Berry College environmental sciences professor Zack Taylor said the rate of climate change is concerning and the cost can already be seen.
The increase in greenhouse gases has reached a point where fixing the issue will be very expensive.
“Obviously, it will be really expensive to fix climate change,” Taylor said. “So far in 2020 there has been $16 billion in weather disasters, so it’s already really expensive.”
A problematic challenge related to finding a solution is that our infrastructure was built for the climate and population of 50 or 60 years ago, he said.

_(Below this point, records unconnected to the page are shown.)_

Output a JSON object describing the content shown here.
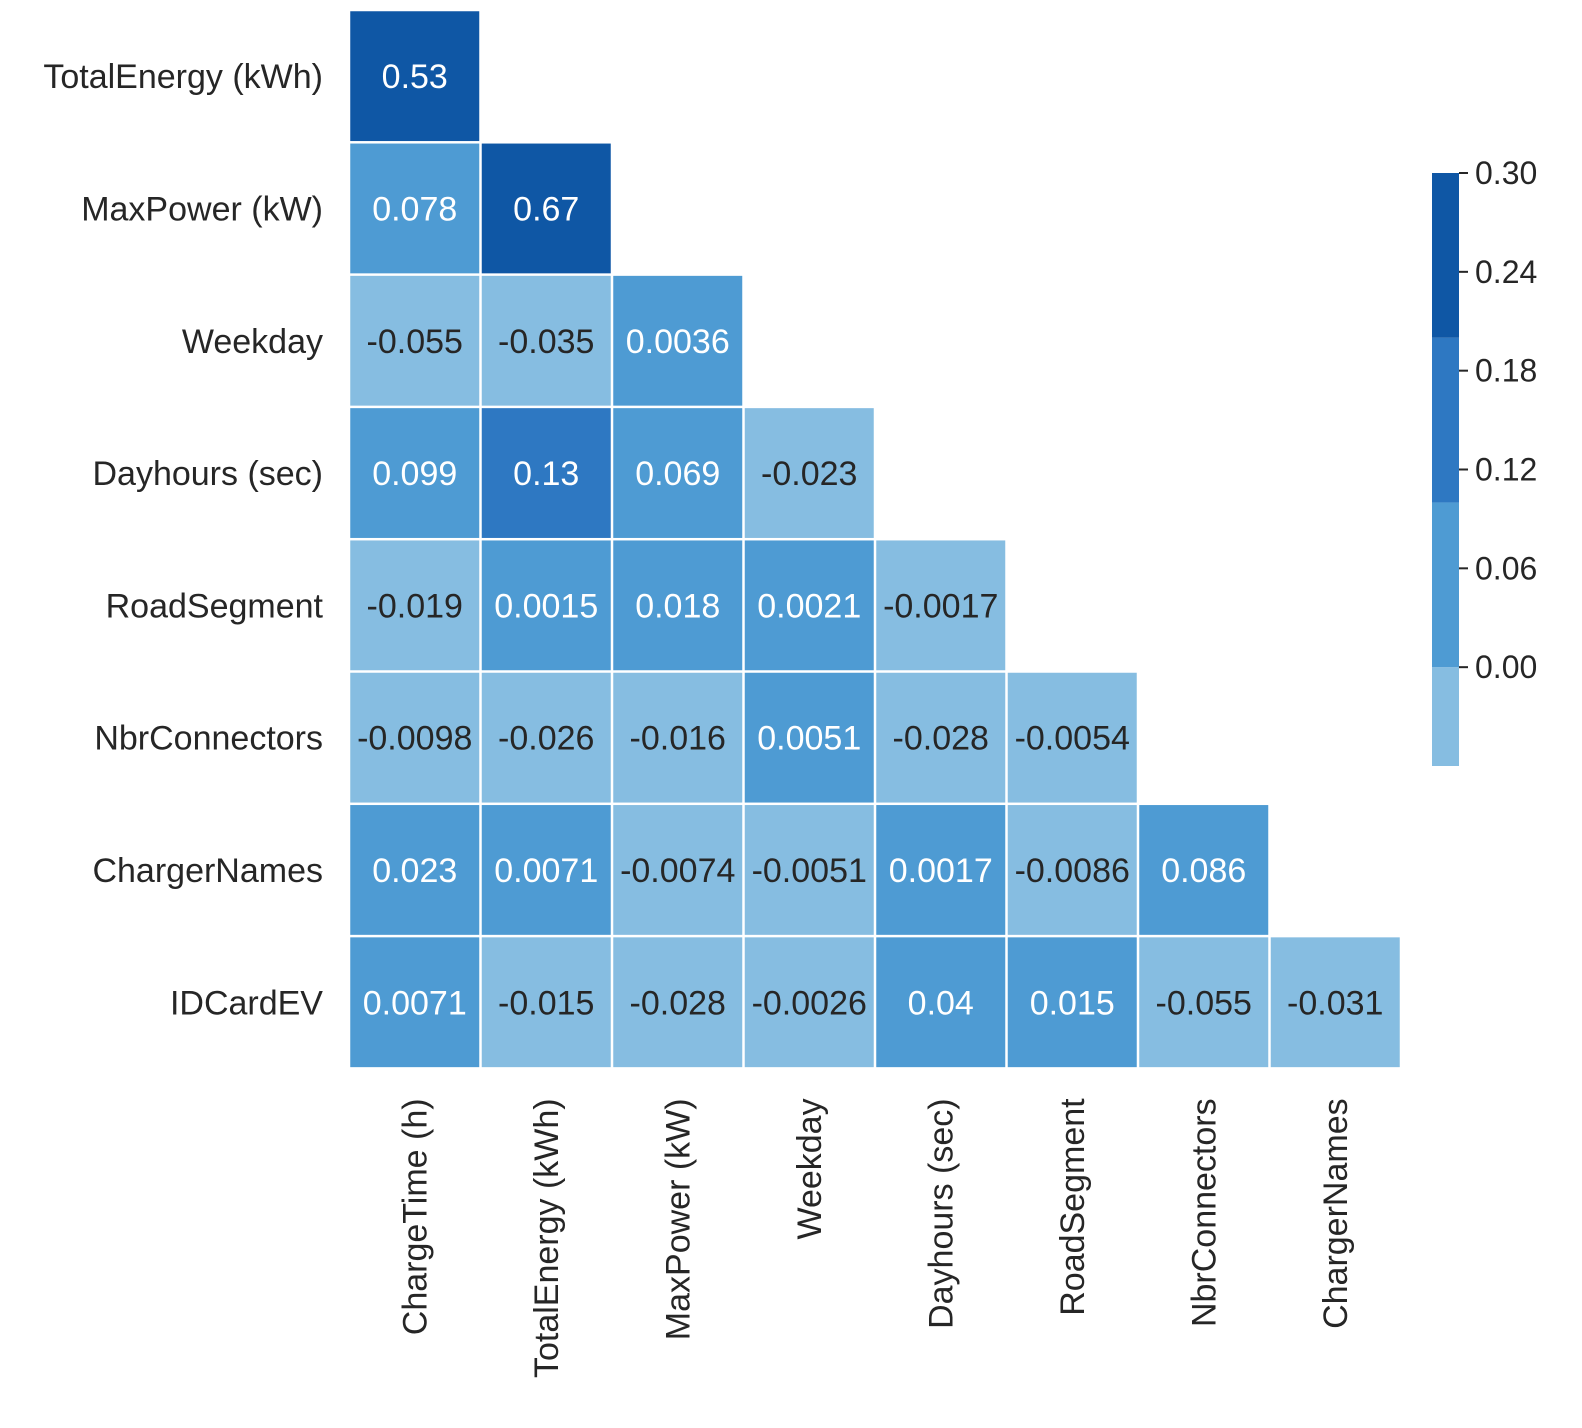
{
  "chart_data": {
    "type": "heatmap",
    "title": "",
    "xlabel": "",
    "ylabel": "",
    "mask": "lower-triangle",
    "row_labels": [
      "TotalEnergy (kWh)",
      "MaxPower (kW)",
      "Weekday",
      "Dayhours (sec)",
      "RoadSegment",
      "NbrConnectors",
      "ChargerNames",
      "IDCardEV"
    ],
    "col_labels": [
      "ChargeTime (h)",
      "TotalEnergy (kWh)",
      "MaxPower (kW)",
      "Weekday",
      "Dayhours (sec)",
      "RoadSegment",
      "NbrConnectors",
      "ChargerNames"
    ],
    "values": [
      [
        0.53
      ],
      [
        0.078,
        0.67
      ],
      [
        -0.055,
        -0.035,
        0.0036
      ],
      [
        0.099,
        0.13,
        0.069,
        -0.023
      ],
      [
        -0.019,
        0.0015,
        0.018,
        0.0021,
        -0.0017
      ],
      [
        -0.0098,
        -0.026,
        -0.016,
        0.0051,
        -0.028,
        -0.0054
      ],
      [
        0.023,
        0.0071,
        -0.0074,
        -0.0051,
        0.0017,
        -0.0086,
        0.086
      ],
      [
        0.0071,
        -0.015,
        -0.028,
        -0.0026,
        0.04,
        0.015,
        -0.055,
        -0.031
      ]
    ],
    "labels": [
      [
        "0.53"
      ],
      [
        "0.078",
        "0.67"
      ],
      [
        "-0.055",
        "-0.035",
        "0.0036"
      ],
      [
        "0.099",
        "0.13",
        "0.069",
        "-0.023"
      ],
      [
        "-0.019",
        "0.0015",
        "0.018",
        "0.0021",
        "-0.0017"
      ],
      [
        "-0.0098",
        "-0.026",
        "-0.016",
        "0.0051",
        "-0.028",
        "-0.0054"
      ],
      [
        "0.023",
        "0.0071",
        "-0.0074",
        "-0.0051",
        "0.0017",
        "-0.0086",
        "0.086"
      ],
      [
        "0.0071",
        "-0.015",
        "-0.028",
        "-0.0026",
        "0.04",
        "0.015",
        "-0.055",
        "-0.031"
      ]
    ],
    "colorbar": {
      "range": [
        -0.06,
        0.3
      ],
      "ticks": [
        0.3,
        0.24,
        0.18,
        0.12,
        0.06,
        0.0
      ],
      "tick_labels": [
        "0.30",
        "0.24",
        "0.18",
        "0.12",
        "0.06",
        "0.00"
      ],
      "bins": [
        {
          "from": -0.06,
          "to": 0.0,
          "color": "#86bde1"
        },
        {
          "from": 0.0,
          "to": 0.1,
          "color": "#4e9bd3"
        },
        {
          "from": 0.1,
          "to": 0.2,
          "color": "#2e78c2"
        },
        {
          "from": 0.2,
          "to": 0.3,
          "color": "#0f57a5"
        }
      ],
      "colors": [
        "#86bde1",
        "#4e9bd3",
        "#2e78c2",
        "#0f57a5"
      ]
    },
    "text_colors": {
      "light": "#ffffff",
      "dark": "#262626"
    }
  }
}
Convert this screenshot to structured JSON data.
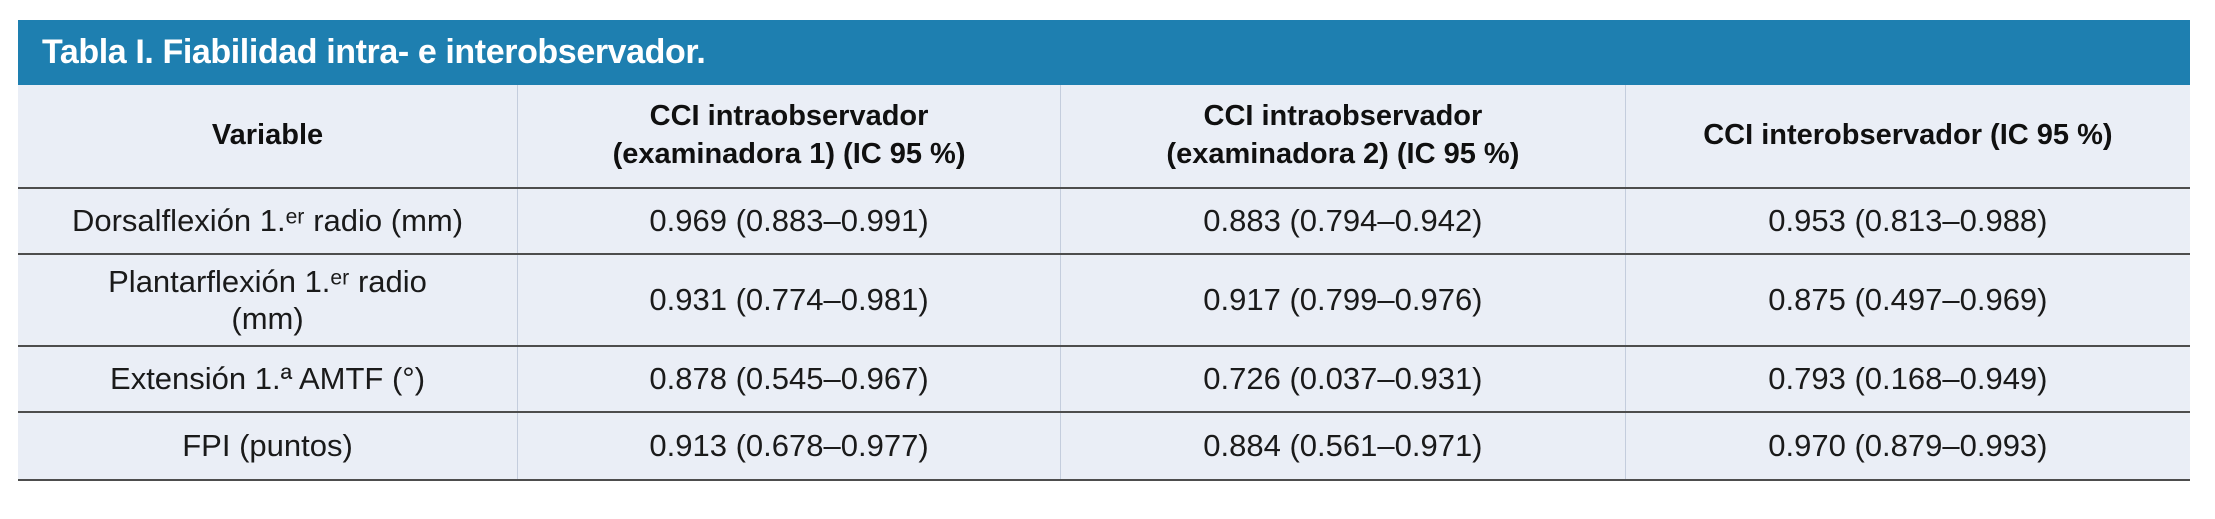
{
  "title": "Tabla I. Fiabilidad intra- e interobservador.",
  "colors": {
    "title_bar_bg": "#1E7FB0",
    "title_text": "#FFFFFF",
    "table_bg": "#EAEEF6",
    "rule_line": "#4D4D4D",
    "body_text": "#1A1A1A"
  },
  "table": {
    "headers": [
      "Variable",
      "CCI intraobservador\n(examinadora 1) (IC 95 %)",
      "CCI intraobservador\n(examinadora 2) (IC 95 %)",
      "CCI interobservador (IC 95 %)"
    ],
    "rows": [
      [
        "Dorsalflexión 1.ᵉʳ radio (mm)",
        "0.969 (0.883–0.991)",
        "0.883 (0.794–0.942)",
        "0.953 (0.813–0.988)"
      ],
      [
        "Plantarflexión 1.ᵉʳ radio\n(mm)",
        "0.931 (0.774–0.981)",
        "0.917 (0.799–0.976)",
        "0.875 (0.497–0.969)"
      ],
      [
        "Extensión 1.ª AMTF (°)",
        "0.878 (0.545–0.967)",
        "0.726 (0.037–0.931)",
        "0.793 (0.168–0.949)"
      ],
      [
        "FPI (puntos)",
        "0.913 (0.678–0.977)",
        "0.884 (0.561–0.971)",
        "0.970 (0.879–0.993)"
      ]
    ]
  }
}
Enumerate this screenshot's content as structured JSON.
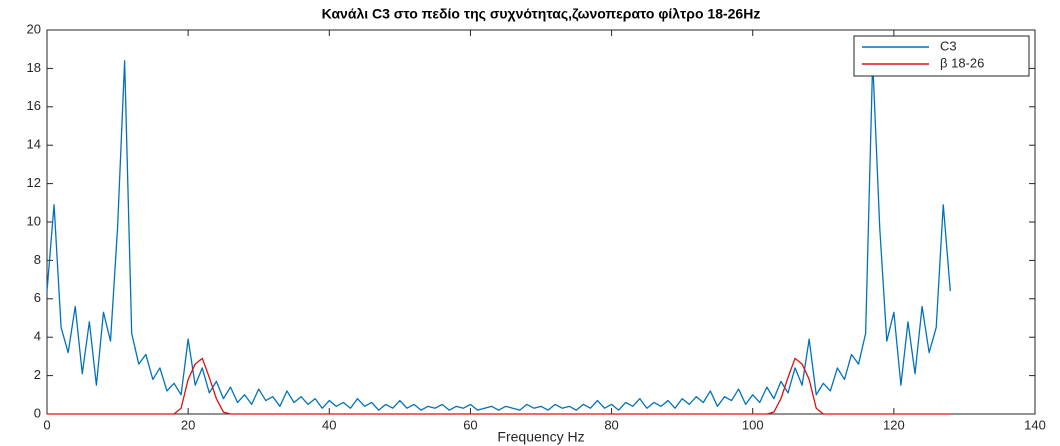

“Ten or 12 years ago there was more concern about the technical ability to (make changes),” Taylor said. Now, he is more worried about whether or not the US, and other nations, have the political will to do it.
During a presentation to the Rome Rotary Club on Thursday afternoon, Taylor said his students are always shocked to learn that the most deadly form of weather is a heat wave.
The professor said that the U.S. and Europe contribute about 30% each to the growth of greenhouse gas emissions.
“Ninety-eight to 99% of the scientists feel that humans are the main cause of climate change. If you look at the chemical signatures of the atmosphere they resemble oil,” Taylor said. “It’s hard for me to think of a ton of down sides to moving away from fossil fuels. It’s a hundred plus year old technology and we’re going to run out of it anyway.”
Asked about the impact of switching to electric vehicles, Taylor said it kind of depends on where the electricity comes from.
For example, he said, growth of electric vehicles in the Pacific Northwest will be served largely by electricity produced from hydropower with a minimal carbon footprint.
“If you’re getting your power from some old, not very efficient coal-fired power plant built in 1948, you’re probably not (helping) much with an electric car,” Taylor said.
The professor also said the continual problem with wildfires out west is that the forests are having a really hard time recovering and growing back.
“If you’re a forest, you have to adapt to changes. It’s going to get warmer, probably drier,” Taylor said. “Those are a lot of changes to ask nature to adapt to in a really quick amount of time.”
Those changes are resulting in an environment that is not able to absorb as much carbon.
Individuals can make a difference by becoming energy efficient, from conserving water to enhancing the insulation of a home, Taylor said.